さてトータルテンボス。“同じネタを練って練って演り返して良くなるタイプかも”とは前に書きましたが、まさかM‐1最終決戦とまったく同ネタで来るとは。宮城ならM‐1視聴率は関西ほどではないと踏んだのかな。「…旅行代理店の店員っぽいって言われるんだよねー」と大村が切りだした瞬間、会場が軽く凍ったように聞こえた。藤田の「上回ってんじゃねーか5人ぐらい妄想じゃねーか」でどうにか“笑っていいんだな”モードに戻ったけど、壊れがエキサイトしていく「いーんですかー!?」リフレインが制限時間の関係でそっくりオミットされていたし、途中のノリもM‐1での出来に比べて全然モタついていて、818kbはタイ3、三拍子以上に“顔名前点”。ファイナルでのネタへのハードルを自ら高くした点で度胸アッパレと言っておきましょう。
このセミBを見て、いちばん最終ラウンドに推したかった東京03が消えてしまったからというわけではないけれど、ここらで個人的に『オンバト』という番組自体への姿勢を考え直さなければいけないとも思いました。おもしろいネタやおもしろい芸人たちを単純に鑑賞して笑ってスカッとするためには、この番組は向いていない。

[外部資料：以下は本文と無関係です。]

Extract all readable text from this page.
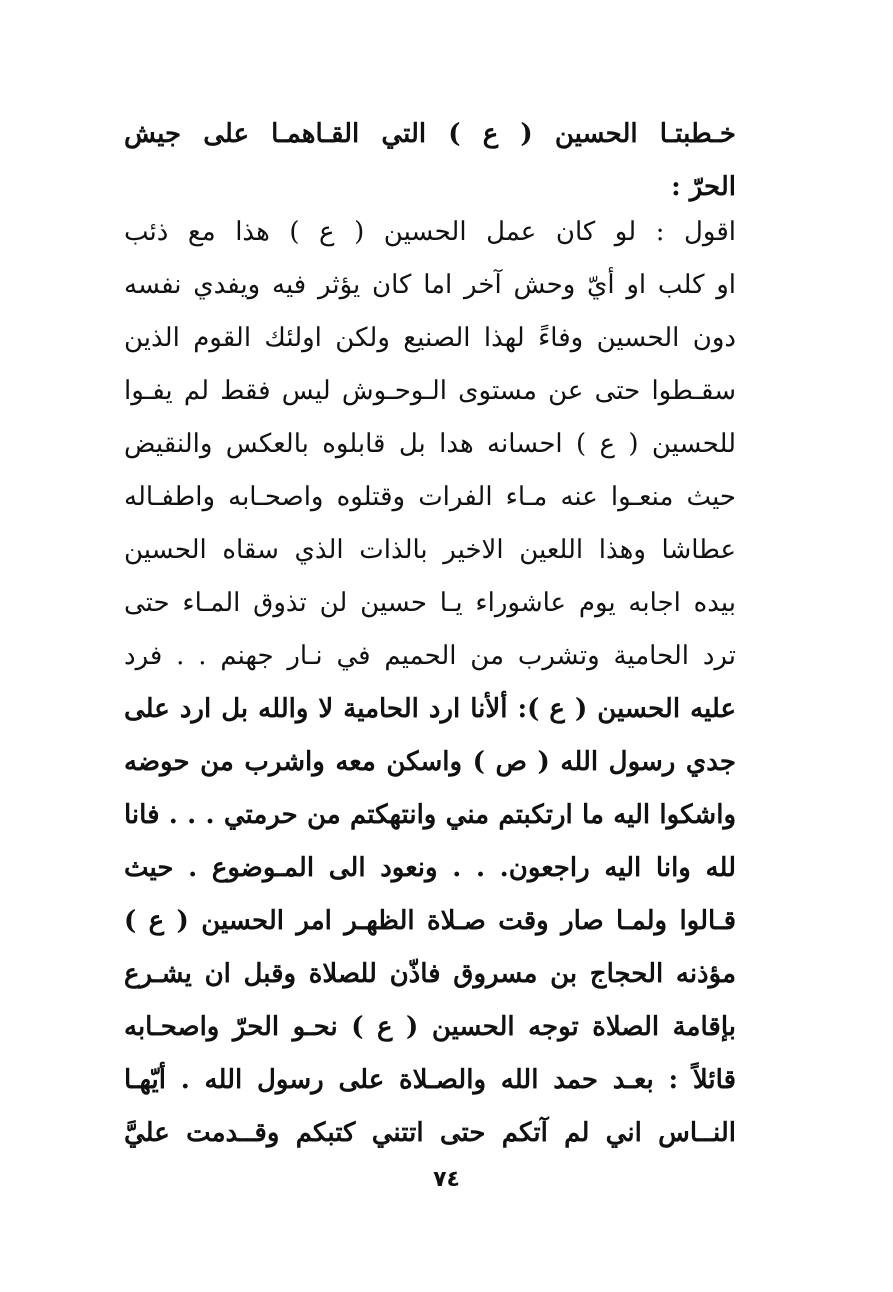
خـطبتـا الحسين ( ع ) التي القـاهمـا على جيش
الحرّ :
اقول : لو كان عمل الحسين ( ع ) هذا مع ذئب
او كلب او أيّ وحش آخر اما كان يؤثر فيه ويفدي نفسه
دون الحسين وفاءً لهذا الصنيع ولكن اولئك القوم الذين
سقـطوا حتى عن مستوى الـوحـوش ليس فقط لم يفـوا
للحسين ( ع ) احسانه هدا بل قابلوه بالعكس والنقيض
حيث منعـوا عنه مـاء الفرات وقتلوه واصحـابه واطفـاله
عطاشا وهذا اللعين الاخير بالذات الذي سقاه الحسين
بيده اجابه يوم عاشوراء يـا حسين لن تذوق المـاء حتى
ترد الحامية وتشرب من الحميم في نـار جهنم . . فرد
عليه الحسين ( ع ): ألأنا ارد الحامية لا والله بل ارد على
جدي رسول الله ( ص ) واسكن معه واشرب من حوضه
واشكوا اليه ما ارتكبتم مني وانتهكتم من حرمتي . . . فانا
لله وانا اليه راجعون. . . ونعود الى المـوضوع . حيث
قـالوا ولمـا صار وقت صـلاة الظهـر امر الحسين ( ع )
مؤذنه الحجاج بن مسروق فاذّن للصلاة وقبل ان يشـرع
بإقامة الصلاة توجه الحسين ( ع ) نحـو الحرّ واصحـابه
قائلاً : بعـد حمد الله والصـلاة على رسول الله . أيّهـا
النــاس اني لم آتكم حتى اتتني كتبكم وقــدمت عليَّ
٧٤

「これがover500kbで、アレが380kbってあり得ない」「この人たちのこの程度のネタがオンエアで、あの人たちがオフエアってことは、あの人たちどんなネタでどんだけやらかしちゃったんだ」などにいちいち引っかかって、オンエア分だけを純粋に笑うのが、毎週真剣に見ていれば見ているほどむつかしく、逆にフラストレーティングになってくる。
順位や得点差に引っかかることそれ自体を“お笑いに付随する娯楽”として消費できる精神状態にこちらが居ないと、オンバトウォッチャーは続けられないかもしれません。